10 Common Planning Behaviors That Attract Dust
If you are reading this, you have likely been part of a now “dusty” plan, and you are wondering if there is any way to get a different result. Can you develop a strategy and a strategic plan that is so owned, used and evaluated across your organization that there is no chance for it to collect dust sitting on your boardroom shelf?
Most people – CEOs, Vice Presidents, Managers – struggle to make their strategy come to life and to move their plans into meaningful execution. Usually, planning starts with great intentions and expectations, and then over time, people reference “the plan” less and less.
So What Happens?
Executives don’t invest time and money at the start with the intention to fail. Or do they? Does leadership do the same thing over and over again, expecting different results (to quote Einstein)?
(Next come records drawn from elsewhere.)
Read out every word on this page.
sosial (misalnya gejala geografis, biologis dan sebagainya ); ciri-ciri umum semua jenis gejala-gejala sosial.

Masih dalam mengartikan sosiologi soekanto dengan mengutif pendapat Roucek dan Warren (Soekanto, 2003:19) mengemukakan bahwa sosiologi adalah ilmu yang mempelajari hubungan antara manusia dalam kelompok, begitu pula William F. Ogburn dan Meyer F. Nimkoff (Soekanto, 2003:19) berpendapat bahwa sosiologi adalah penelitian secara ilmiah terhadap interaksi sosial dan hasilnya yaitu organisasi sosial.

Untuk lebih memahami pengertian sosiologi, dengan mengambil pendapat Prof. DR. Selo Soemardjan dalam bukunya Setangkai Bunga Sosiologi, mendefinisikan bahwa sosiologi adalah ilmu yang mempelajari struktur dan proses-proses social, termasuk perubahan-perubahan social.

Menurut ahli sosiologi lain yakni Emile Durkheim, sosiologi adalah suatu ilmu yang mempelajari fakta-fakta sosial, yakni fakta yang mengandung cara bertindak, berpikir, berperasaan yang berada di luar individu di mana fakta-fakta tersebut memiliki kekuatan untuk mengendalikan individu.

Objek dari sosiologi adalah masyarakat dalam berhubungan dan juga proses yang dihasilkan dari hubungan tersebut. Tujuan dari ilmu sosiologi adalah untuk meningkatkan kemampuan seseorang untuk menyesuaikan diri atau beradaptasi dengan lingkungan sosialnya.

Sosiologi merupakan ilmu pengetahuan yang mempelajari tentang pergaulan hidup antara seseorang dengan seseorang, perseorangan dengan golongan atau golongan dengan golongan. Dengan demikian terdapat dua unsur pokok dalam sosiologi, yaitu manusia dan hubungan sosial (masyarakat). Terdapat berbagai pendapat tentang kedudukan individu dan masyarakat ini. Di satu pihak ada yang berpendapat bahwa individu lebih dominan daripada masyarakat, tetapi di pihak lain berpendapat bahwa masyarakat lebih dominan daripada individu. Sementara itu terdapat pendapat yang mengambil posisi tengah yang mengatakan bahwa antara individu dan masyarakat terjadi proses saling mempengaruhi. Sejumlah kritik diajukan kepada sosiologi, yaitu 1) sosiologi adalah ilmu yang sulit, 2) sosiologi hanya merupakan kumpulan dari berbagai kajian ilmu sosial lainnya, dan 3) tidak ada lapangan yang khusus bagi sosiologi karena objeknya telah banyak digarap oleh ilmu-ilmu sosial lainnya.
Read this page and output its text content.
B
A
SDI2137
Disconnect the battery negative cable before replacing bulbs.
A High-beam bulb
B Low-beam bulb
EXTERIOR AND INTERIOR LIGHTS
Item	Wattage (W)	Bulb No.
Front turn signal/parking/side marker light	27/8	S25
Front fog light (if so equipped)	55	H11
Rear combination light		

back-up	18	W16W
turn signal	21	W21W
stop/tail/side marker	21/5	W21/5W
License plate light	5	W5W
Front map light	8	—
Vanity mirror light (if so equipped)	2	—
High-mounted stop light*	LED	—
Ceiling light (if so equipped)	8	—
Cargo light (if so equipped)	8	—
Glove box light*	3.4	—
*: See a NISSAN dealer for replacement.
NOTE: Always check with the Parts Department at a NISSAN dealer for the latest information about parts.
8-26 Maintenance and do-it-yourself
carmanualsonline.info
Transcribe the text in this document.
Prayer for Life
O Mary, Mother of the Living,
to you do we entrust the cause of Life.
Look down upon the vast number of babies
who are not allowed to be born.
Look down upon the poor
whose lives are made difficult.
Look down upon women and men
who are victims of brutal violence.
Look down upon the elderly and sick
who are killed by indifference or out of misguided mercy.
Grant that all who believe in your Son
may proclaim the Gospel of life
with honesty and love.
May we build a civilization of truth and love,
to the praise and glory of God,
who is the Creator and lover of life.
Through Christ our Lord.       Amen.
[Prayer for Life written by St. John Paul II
Here Are 10 Common Planning Behaviours That Help Attract Dust, and You May Not Even Know You Have Them:
- Ghostly leadership: Leadership delegates the thinking and responsibility of strategy and no one is set up to challenge the status quo
- Going solo: Strategy is kept a cloistered annual event with low employee participation and there is no clear way to provide feedback or input
- Lack of insights: Not enough solid industry data and insights are used in establishing the current situation of “Where are we now?”
- Customer assumptions: Low investment in understanding real customer needs, wants and behaviors
- Love of corporate speak: Jargon and word-smything confuses instead of clarifies what is supposed to be achieved and what is strategically most important
- No consistent road-map: There is no defined process or framework for teams to align their work to strategy
- Absence of meaningful measures keeps objectivity out of the conversations and no way of knowing if you are making real progress
- Adhoc communications: Lack of consistent approach to communicating about strategy and the strategic story
- “To do” lists reign supreme with no clear way to allocate resources to priorities
- A culture of impatience and judgment prevails: “How long will this take?” and “Who’s to blame?” are more common questions than “Are we making progress?”
If you want a “dust-free” result, you have to do something differently in your organization’s strategy development, strategic planning and strategic execution.